Watch CBS News

A Peek At Spider-Man, The Musical

The curtain goes up for previews Sunday, Nov. 28, on "Spider-Man: Turn Off The Dark," a Broadway show with music by Bono and The Edge of U2. The buzz is louder than a swarm of green hornets.

We actually thought we would be broadcasting this story about a year ago; we had been invited to go behind the scenes with Bono, The Edge and director Julie Taymor. But one day last year, the show ran out of money, the opening had to be cancelled and critics predicted it would never reach the stage.

Then, like the comic book itself, there was a cliff-hanging rescue from near death.

The show follows the comic book story of young Peter Parker and his alter ego Spider-Man, with some new twists and new villains. With high velocity flying and special effects, it's the most daring and most expensive Broadway show ever.

"60 Minutes" and correspondent Lesley Stahl were on the inside through much of the ordeal: as Spider-Man was created, collapsed and sprang back into action.

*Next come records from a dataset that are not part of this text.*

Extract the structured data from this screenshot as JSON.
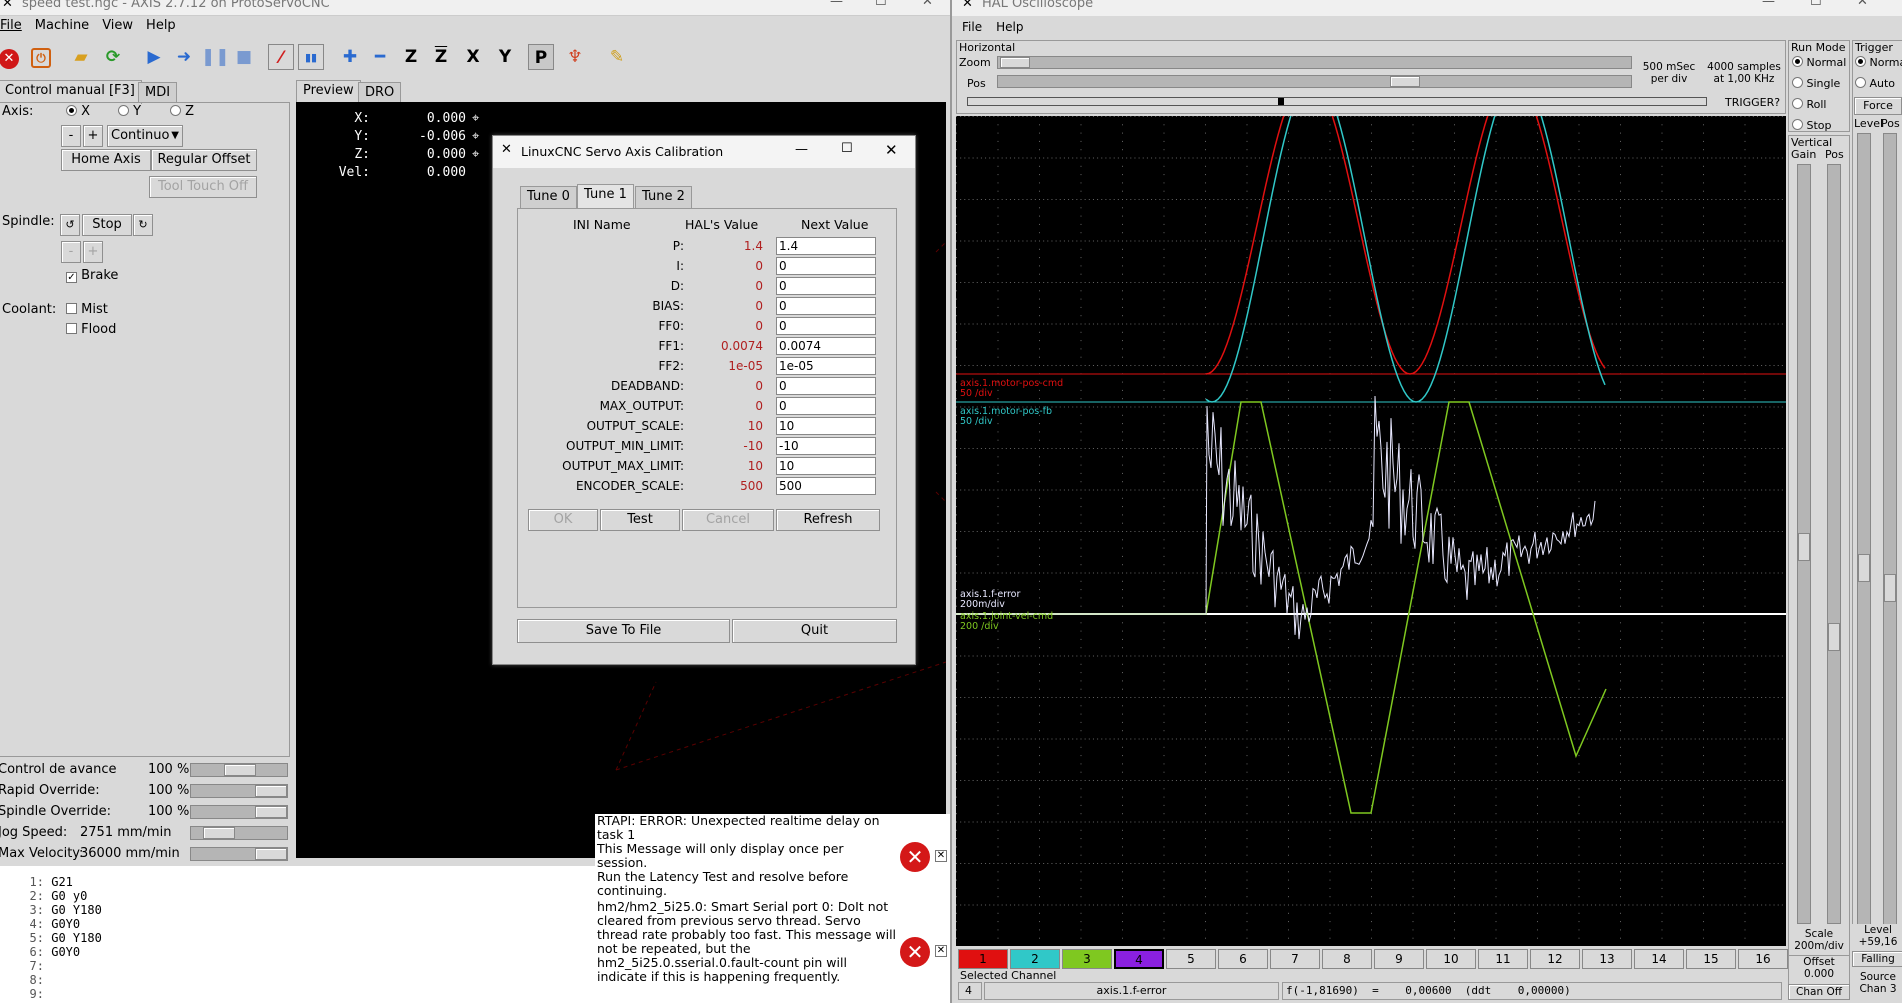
{
  "axis_win": {
    "title": "speed test.ngc - AXIS 2.7.12 on ProtoServoCNC",
    "menu": [
      "File",
      "Machine",
      "View",
      "Help"
    ],
    "toolbar_icons": [
      "estop-icon",
      "power-icon",
      "open-file-icon",
      "reload-icon",
      "run-icon",
      "step-icon",
      "pause-icon",
      "stop-icon",
      "block-delete-icon",
      "optional-stop-icon",
      "zoom-in-icon",
      "zoom-out-icon",
      "view-z-icon",
      "view-z2-icon",
      "view-x-icon",
      "view-y-icon",
      "view-p-icon",
      "rotate-icon",
      "clear-plot-icon"
    ],
    "toolbar_labels": [
      "Z",
      "Z",
      "X",
      "Y",
      "P"
    ],
    "tabs": [
      "Control manual [F3]",
      "MDI"
    ],
    "preview_tabs": [
      "Preview",
      "DRO"
    ],
    "axis_label": "Axis:",
    "axes": [
      "X",
      "Y",
      "Z"
    ],
    "minus": "-",
    "plus": "+",
    "jog_mode": "Continuo",
    "home_btn": "Home Axis",
    "offset_btn": "Regular Offset",
    "touch_btn": "Tool Touch Off",
    "spindle_label": "Spindle:",
    "stop_btn": "Stop",
    "brake": "Brake",
    "coolant_label": "Coolant:",
    "mist": "Mist",
    "flood": "Flood",
    "sliders": [
      {
        "label": "Control de avance",
        "value": "100 %",
        "fraction": 0.5
      },
      {
        "label": "Rapid Override:",
        "value": "100 %",
        "fraction": 1
      },
      {
        "label": "Spindle Override:",
        "value": "100 %",
        "fraction": 1
      },
      {
        "label": "Jog Speed:",
        "value": "2751 mm/min",
        "fraction": 0.2
      },
      {
        "label": "Max Velocity:",
        "value": "36000 mm/min",
        "fraction": 1
      }
    ],
    "dro": [
      {
        "axis": "X:",
        "value": "0.000"
      },
      {
        "axis": "Y:",
        "value": "-0.006"
      },
      {
        "axis": "Z:",
        "value": "0.000"
      },
      {
        "axis": "Vel:",
        "value": "0.000"
      }
    ],
    "gcode": [
      {
        "n": "1:",
        "t": "G21"
      },
      {
        "n": "2:",
        "t": "G0 y0"
      },
      {
        "n": "3:",
        "t": "G0 Y180"
      },
      {
        "n": "4:",
        "t": "G0Y0"
      },
      {
        "n": "5:",
        "t": "G0 Y180"
      },
      {
        "n": "6:",
        "t": "G0Y0"
      },
      {
        "n": "7:",
        "t": ""
      },
      {
        "n": "8:",
        "t": ""
      },
      {
        "n": "9:",
        "t": ""
      }
    ]
  },
  "errors": [
    {
      "text": "RTAPI: ERROR: Unexpected realtime delay on task 1\nThis Message will only display once per session.\nRun the Latency Test and resolve before continuing."
    },
    {
      "text": "hm2/hm2_5i25.0: Smart Serial port 0: DoIt not cleared from previous servo thread. Servo thread rate probably too fast. This message will not be repeated, but the hm2_5i25.0.sserial.0.fault-count pin will indicate if this is happening frequently."
    }
  ],
  "calib": {
    "title": "LinuxCNC Servo Axis Calibration",
    "tabs": [
      "Tune 0",
      "Tune 1",
      "Tune 2"
    ],
    "headers": [
      "INI Name",
      "HAL's Value",
      "Next Value"
    ],
    "rows": [
      [
        "P:",
        "1.4",
        "1.4"
      ],
      [
        "I:",
        "0",
        "0"
      ],
      [
        "D:",
        "0",
        "0"
      ],
      [
        "BIAS:",
        "0",
        "0"
      ],
      [
        "FF0:",
        "0",
        "0"
      ],
      [
        "FF1:",
        "0.0074",
        "0.0074"
      ],
      [
        "FF2:",
        "1e-05",
        "1e-05"
      ],
      [
        "DEADBAND:",
        "0",
        "0"
      ],
      [
        "MAX_OUTPUT:",
        "0",
        "0"
      ],
      [
        "OUTPUT_SCALE:",
        "10",
        "10"
      ],
      [
        "OUTPUT_MIN_LIMIT:",
        "-10",
        "-10"
      ],
      [
        "OUTPUT_MAX_LIMIT:",
        "10",
        "10"
      ],
      [
        "ENCODER_SCALE:",
        "500",
        "500"
      ]
    ],
    "buttons": [
      "OK",
      "Test",
      "Cancel",
      "Refresh"
    ],
    "save": "Save To File",
    "quit": "Quit"
  },
  "scope": {
    "title": "HAL Oscilloscope",
    "menu": [
      "File",
      "Help"
    ],
    "horizontal": "Horizontal",
    "zoom": "Zoom",
    "pos": "Pos",
    "rate": "500 mSec\nper div",
    "samples": "4000 samples\nat 1,00 KHz",
    "trigger_q": "TRIGGER?",
    "run_mode": "Run Mode",
    "modes": [
      "Normal",
      "Single",
      "Roll",
      "Stop"
    ],
    "trigger": "Trigger",
    "trig_modes": [
      "Normal",
      "Auto"
    ],
    "force": "Force",
    "level": "Level",
    "pos_col": "Pos",
    "vertical": "Vertical",
    "gain": "Gain",
    "vpos": "Pos",
    "traces": [
      {
        "name": "axis.1.motor-pos-cmd",
        "scale": "50 /div",
        "color": "#e01010"
      },
      {
        "name": "axis.1.motor-pos-fb",
        "scale": "50 /div",
        "color": "#30c8c8"
      },
      {
        "name": "axis.1.f-error",
        "scale": "200m/div",
        "color": "#e8e8ff"
      },
      {
        "name": "axis.1.joint-vel-cmd",
        "scale": "200 /div",
        "color": "#7fc820"
      }
    ],
    "channels": [
      "1",
      "2",
      "3",
      "4",
      "5",
      "6",
      "7",
      "8",
      "9",
      "10",
      "11",
      "12",
      "13",
      "14",
      "15",
      "16"
    ],
    "channel_colors": [
      "#e01010",
      "#30c8c8",
      "#7fc820",
      "#8a20e0"
    ],
    "selected_channel": "Selected Channel",
    "sel_num": "4",
    "sel_name": "axis.1.f-error",
    "readout": "f(-1,81690)  =    0,00600  (ddt    0,00000)",
    "scale_label": "Scale",
    "scale_val": "200m/div",
    "offset_label": "Offset",
    "offset_val": "0.000",
    "chan_off": "Chan Off",
    "level_label": "Level",
    "level_val": "+59,16",
    "falling": "Falling",
    "source": "Source",
    "source_val": "Chan 3"
  }
}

60 Minutes Overtime: Spider-Man
Get a rare glimpse of two musical legends during their creative process. "60 Minutes" cameras capture U2's Bono and The Edge in the moment as they create songs for the highly anticipated musical "Spider-Man: Turn Off the Dark."


Full Segment: Spider-Man
Extra: Bono and The Edge's Fun Project
Extra: Reaching A Wide Audience

They're calling it a comic book rock opera circus. No question, it's a high wire act, with all the heart-stopping damsel-in-distress rescuing and leaping around you expect from a superhero like Spider-Man.

"60 Minutes" recently got access to some of the show's final rehearsals prior to first preview performances. It's a spectacle of extraordinary dizziness. That's how Bono described it, when we sat down with him and his U2 band mate, The Edge.

"We've moved out of the rock and roll idiom in places into some very new territory for us. There's big show tunes and dance songs," Bono told Stahl.

Asked if they were thinking of Rodgers and Hammerstein, The Edge said, "More dark, more sort of dark and twisted."

The three of them, Bono, The Edge, and Broadway veteran Julie Taymor, took us to the theatre to see the set.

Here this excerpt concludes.